Ciri-ciri Kamu Mengalami Burnout, Sindrom Kelelahan Bekerja

  by: Kissy Aprilia       15/3/2021
  • Cosmo tahu bahwa kondisi ini terasa sangat sulit. Ketika semua pekerjaan semakin intens, tetapi tubuh ini sudah kehabisan energi dan motitivasi, sampai-sampai mulai mengalami burnout.

    Sindrom burnout dijelaskan pertama kali oleh psikolog bernama Herbert Freudenberger pada tahun 1974. Freudenberger mendefinisikan sindrom ini sebagai kondisi kelelahan yang disebabkan oleh tekanan dalam pekerjaan.  
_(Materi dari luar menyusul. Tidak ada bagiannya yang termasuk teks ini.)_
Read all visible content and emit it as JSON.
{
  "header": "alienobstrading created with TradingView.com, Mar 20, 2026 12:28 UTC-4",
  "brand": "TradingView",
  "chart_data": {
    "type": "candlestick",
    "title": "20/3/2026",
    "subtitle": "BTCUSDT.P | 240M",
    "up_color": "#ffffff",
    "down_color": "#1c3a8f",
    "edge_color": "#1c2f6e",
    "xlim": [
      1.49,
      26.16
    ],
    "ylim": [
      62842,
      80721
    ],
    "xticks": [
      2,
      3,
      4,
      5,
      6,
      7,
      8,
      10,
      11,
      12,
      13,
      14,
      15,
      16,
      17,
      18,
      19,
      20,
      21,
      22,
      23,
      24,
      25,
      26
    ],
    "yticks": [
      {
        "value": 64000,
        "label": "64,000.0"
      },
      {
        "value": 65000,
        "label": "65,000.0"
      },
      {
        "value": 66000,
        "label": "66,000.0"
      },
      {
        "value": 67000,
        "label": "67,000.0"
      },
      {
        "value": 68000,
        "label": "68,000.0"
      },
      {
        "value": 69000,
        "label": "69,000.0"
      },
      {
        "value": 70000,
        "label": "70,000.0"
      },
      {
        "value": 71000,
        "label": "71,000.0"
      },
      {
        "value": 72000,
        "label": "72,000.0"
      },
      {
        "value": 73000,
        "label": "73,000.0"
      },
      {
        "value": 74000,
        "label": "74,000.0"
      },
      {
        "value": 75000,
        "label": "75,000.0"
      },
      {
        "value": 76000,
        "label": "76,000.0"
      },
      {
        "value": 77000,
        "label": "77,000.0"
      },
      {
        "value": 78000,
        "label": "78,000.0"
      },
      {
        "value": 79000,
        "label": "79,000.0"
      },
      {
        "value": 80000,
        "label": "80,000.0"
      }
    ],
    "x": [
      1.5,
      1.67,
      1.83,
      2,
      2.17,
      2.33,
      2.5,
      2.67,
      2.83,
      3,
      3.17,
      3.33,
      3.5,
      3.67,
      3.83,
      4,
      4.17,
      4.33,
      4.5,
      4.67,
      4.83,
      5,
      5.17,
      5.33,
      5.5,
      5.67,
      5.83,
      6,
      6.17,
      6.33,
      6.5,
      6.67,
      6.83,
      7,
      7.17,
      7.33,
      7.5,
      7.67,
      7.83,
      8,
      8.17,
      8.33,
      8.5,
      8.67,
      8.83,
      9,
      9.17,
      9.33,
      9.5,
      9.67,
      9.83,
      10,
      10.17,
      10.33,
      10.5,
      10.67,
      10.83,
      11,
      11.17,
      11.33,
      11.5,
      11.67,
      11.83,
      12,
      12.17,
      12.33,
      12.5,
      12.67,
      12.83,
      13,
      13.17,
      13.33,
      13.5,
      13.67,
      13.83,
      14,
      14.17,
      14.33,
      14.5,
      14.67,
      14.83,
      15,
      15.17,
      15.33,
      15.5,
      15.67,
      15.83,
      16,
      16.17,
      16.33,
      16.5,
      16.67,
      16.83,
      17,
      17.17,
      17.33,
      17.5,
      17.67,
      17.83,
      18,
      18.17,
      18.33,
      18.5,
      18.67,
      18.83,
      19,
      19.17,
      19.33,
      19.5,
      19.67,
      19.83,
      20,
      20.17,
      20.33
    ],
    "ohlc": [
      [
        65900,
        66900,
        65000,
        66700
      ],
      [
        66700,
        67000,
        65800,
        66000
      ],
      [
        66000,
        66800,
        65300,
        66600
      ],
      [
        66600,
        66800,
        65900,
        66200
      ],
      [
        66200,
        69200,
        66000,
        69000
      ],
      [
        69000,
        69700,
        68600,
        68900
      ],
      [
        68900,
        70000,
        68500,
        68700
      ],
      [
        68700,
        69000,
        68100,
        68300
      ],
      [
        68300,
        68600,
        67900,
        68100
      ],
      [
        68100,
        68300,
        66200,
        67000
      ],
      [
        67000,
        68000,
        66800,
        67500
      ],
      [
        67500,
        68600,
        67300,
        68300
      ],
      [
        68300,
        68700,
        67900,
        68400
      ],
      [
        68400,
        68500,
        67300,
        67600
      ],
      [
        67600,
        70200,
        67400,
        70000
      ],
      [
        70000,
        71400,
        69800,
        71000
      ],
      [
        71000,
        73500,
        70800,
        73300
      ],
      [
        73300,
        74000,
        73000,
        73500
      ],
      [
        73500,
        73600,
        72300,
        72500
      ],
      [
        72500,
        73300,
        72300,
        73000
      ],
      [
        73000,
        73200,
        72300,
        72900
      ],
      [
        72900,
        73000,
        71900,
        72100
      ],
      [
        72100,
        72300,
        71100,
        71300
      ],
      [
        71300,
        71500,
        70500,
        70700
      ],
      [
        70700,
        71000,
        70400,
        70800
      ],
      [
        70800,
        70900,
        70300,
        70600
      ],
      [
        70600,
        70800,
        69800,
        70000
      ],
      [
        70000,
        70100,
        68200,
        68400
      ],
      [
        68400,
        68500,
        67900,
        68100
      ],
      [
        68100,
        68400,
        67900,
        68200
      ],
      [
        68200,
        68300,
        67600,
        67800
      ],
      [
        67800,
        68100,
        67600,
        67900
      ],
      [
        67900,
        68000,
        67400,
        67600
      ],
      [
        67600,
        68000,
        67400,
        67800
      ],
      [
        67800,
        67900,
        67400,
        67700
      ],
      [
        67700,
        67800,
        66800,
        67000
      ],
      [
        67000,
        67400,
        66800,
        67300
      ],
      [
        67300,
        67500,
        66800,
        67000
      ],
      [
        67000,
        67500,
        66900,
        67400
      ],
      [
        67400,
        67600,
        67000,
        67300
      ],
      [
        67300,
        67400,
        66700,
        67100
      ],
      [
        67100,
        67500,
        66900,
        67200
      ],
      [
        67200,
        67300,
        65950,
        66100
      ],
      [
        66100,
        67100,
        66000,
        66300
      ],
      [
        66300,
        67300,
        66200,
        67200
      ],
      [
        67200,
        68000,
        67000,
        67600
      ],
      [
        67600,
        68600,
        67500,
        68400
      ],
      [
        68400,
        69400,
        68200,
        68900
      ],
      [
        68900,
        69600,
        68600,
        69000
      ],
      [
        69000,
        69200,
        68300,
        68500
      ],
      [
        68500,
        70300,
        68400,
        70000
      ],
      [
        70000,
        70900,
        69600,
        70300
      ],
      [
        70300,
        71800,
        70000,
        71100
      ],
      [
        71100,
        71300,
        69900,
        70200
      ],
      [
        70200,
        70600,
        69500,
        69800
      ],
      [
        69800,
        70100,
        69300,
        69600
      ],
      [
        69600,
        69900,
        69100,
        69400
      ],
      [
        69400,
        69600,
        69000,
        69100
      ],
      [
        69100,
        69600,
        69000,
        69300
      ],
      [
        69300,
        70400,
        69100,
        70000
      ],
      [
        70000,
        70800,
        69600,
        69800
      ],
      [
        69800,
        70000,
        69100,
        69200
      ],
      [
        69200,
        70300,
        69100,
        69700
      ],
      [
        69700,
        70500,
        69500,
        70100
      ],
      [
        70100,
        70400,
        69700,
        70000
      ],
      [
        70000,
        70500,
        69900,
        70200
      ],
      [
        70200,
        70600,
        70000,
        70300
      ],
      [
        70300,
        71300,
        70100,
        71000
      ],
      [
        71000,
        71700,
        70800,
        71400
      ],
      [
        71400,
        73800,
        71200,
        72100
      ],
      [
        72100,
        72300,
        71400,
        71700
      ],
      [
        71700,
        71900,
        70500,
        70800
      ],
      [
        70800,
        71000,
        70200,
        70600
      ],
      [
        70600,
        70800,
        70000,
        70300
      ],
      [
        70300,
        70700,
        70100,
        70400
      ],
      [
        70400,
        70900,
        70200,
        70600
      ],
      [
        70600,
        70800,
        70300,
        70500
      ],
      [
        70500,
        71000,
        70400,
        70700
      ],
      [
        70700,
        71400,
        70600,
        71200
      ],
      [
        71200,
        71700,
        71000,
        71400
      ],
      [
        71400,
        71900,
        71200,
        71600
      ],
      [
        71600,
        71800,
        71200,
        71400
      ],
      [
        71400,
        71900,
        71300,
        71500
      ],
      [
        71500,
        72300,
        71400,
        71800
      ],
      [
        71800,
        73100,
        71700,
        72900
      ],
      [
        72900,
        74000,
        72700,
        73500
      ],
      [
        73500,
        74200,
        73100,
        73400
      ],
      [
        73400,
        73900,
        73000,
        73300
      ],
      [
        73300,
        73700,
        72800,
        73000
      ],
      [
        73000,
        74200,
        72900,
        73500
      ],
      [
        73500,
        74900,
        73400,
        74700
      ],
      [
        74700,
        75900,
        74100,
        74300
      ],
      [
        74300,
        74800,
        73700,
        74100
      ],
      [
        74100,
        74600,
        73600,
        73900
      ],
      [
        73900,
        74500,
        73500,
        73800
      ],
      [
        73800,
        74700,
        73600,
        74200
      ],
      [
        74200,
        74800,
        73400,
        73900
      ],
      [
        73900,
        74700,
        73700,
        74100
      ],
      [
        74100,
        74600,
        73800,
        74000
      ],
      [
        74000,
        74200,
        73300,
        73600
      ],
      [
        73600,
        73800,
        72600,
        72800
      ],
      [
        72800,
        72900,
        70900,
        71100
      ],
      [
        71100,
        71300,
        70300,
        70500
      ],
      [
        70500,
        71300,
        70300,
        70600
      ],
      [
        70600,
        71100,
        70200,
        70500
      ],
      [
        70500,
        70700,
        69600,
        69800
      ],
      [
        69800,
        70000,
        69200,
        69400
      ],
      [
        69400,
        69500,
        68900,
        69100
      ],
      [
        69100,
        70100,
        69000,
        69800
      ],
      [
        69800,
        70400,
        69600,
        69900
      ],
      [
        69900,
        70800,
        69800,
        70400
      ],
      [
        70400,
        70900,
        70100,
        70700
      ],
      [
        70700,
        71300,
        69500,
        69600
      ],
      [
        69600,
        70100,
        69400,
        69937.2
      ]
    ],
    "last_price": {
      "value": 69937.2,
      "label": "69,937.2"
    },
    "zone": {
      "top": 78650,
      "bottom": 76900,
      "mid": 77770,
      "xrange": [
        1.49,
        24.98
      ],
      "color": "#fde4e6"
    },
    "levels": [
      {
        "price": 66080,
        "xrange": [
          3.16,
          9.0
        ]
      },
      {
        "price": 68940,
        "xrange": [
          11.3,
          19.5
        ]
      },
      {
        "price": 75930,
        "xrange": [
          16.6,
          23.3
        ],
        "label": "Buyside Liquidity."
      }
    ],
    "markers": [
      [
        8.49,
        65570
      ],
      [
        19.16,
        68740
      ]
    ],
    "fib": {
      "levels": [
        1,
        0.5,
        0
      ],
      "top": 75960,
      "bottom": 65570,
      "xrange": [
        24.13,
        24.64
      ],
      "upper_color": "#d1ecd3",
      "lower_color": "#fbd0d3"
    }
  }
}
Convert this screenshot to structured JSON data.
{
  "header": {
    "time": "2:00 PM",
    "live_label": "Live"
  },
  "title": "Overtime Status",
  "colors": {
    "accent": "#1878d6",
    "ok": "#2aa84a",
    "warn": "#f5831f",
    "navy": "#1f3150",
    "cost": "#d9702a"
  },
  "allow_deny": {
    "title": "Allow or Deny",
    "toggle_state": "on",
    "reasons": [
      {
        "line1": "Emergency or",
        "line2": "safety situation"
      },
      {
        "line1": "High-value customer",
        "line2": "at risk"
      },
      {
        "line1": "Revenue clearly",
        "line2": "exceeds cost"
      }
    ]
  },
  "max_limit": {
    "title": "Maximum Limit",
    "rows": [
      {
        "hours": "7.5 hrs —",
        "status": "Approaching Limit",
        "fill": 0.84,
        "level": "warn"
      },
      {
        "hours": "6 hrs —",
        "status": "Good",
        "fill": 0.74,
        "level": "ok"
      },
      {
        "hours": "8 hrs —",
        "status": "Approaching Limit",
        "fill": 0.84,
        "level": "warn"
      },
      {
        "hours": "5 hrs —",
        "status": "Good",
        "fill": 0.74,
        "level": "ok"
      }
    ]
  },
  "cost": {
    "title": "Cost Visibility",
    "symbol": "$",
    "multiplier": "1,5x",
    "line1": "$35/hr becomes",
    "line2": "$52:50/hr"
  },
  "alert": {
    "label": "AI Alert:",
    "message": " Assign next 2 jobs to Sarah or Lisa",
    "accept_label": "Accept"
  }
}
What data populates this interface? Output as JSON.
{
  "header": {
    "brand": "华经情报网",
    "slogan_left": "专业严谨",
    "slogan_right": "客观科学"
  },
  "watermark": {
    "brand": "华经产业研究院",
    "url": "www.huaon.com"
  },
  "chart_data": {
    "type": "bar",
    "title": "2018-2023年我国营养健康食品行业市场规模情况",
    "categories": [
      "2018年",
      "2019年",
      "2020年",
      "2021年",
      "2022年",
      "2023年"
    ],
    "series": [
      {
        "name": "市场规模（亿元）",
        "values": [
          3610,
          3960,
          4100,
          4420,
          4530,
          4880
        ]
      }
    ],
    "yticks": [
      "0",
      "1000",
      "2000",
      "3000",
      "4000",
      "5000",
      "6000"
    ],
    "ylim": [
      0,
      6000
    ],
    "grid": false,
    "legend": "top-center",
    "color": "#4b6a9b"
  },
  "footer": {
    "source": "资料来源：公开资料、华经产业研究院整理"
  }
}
    Menurut hasil penelitian dari Program Studi Magister Kedokteran Kerja Fakultas Kedokteran Universitas Indonesia, 83 persen tenaga kesehatan di Indonesia mengalami sindrom burnout tingkat sedang dan berat yang telah berdampak pada kualitas hidup serta produktivitas kerja selama pandemi tahun 2020. Sementara itu, survey dari platform ketenagakerjaan online global bernama Monster, 69 persen pekerja yang mengalami burnout sedang menerapkan sistem work from home



    Well, kita sudah menjalankan sistem work from home selama satu tahun. Bagaimana kabar kalian, girls? Dan karena kamu dapat mengejar deadline sambil berbaring di kasur atau menikmati cocktail favorit sambil mengejar deadline, mungkin kamu kesulitan untuk menemukan ciri ciri sindrom burnout. Here it is… 


    Mood berubah-ubah

    Jika kamu mengalami perubahan mood (suasana hati) secara intens, mulai dari mudah tersinggung, demotivasi, sedih, bahkan kemarahan yang meledak-ledak, itu artinya kamu sudah kehabisan cara untuk mencari strategi dalam menghadapi stress. 

    Meskipun kondisi ini masih tergolong normal dalam batasan tertentu, tapi jika mulai terjadi secara signifikan dan lebih sering, coba beri perhatian khusus untuk diri sendiri. Kamu mungkin mulai mengalami burnout.


    Tingkat kecemasan bertambah

    Rasa khawatir berlebih adalah gejala utama kecemasan yang berkaitan dengan burnout. Sejujurnya, selalu berpikir ‘bagaimana jika?’ benar-benar melelahkan fisik dan mental. Kalau kamu terlalu mengkhawatirkan banyak hal dan terjebak dalam pertanyaan tersebut, inilah saatnya untuk beristirahat sejenak dan melihat kondisi kecemasan yang kamu alami sebagai peringatan untuk menyesuaikan diri. 


    Perubahan waktu tidur

    Penelitian menunjukan bahwa sebagian besar orang tidur selama 7-8 jam setiap malam. Kesulitan tidur, terlalu lama tidur, atau bangun lebih awal dari biasanya adalah salah satu tanda burnout. 



    Stres yang dialami secara terus menerus meningkatkan produksi hormon kortisol yang memicu dampak buruk pada siklus tidur. Sejumlah peneltiian juga menunjukkan bahwa stress berkaitan dengan perubahan kadar melatonin, zat kimia dalam tubuh yang meningkatkan rasa kantuk. 


    Menarik diri dari kehidupan sehari-hari

    Kondisi ini dapat terlihat di berbagai aspek, mulai dari hilang ketertarikan dalam menjalani rutinitas sehari-hari, tidak ingin bersosialisasi, menghindari orang lain atau bahkan merasa takut untuk berinteraksi. Sementara itu, berkurangnya aktivitas ‘normal’ dan menghabiskan waktu lebih banyak di rumah membuat kita sulit untuk kembali terlibat dengan kehidupan ‘nyata’.


    Menjalani kebiasaan buruk

    Kondisi burnout benar-benar membuat perasaan tidak nyaman dan tidak menyenangkan. Karena itu, wajar jika kamu melakukan berbagai cara untuk menenangkannya. Tapi jika cara yang kamu terapkan sudah di luar batas, seperti meningkatnya konsumsi alkohol, obat-obatan, makanan, atau bahkan belanja hanya untuk sarana ‘pengobatan’, ini menjadi tanda bahwa kamu mengalami burn out.


    Kesehatan fisik terganggu

    Sulit rasanya memisahkan kesehatan fisik dan mental. Ketika ‘burnout’ mulai terwujud, kondisi ini akan mengganggu kesehatan secara umum. Biasanya, kamu mengalami sakit kepala, tekanan darah tinggi, masalah lambung, dan masalah lainnya yang terkait dengan kardiovaskuler (gangguan pada jantung dan pembuluh darah). Ingat: tubuh manusia dapat menghitung tingkat stres, jadi selalu dengarkan apa yang tubuh ingin katakan kepadamu.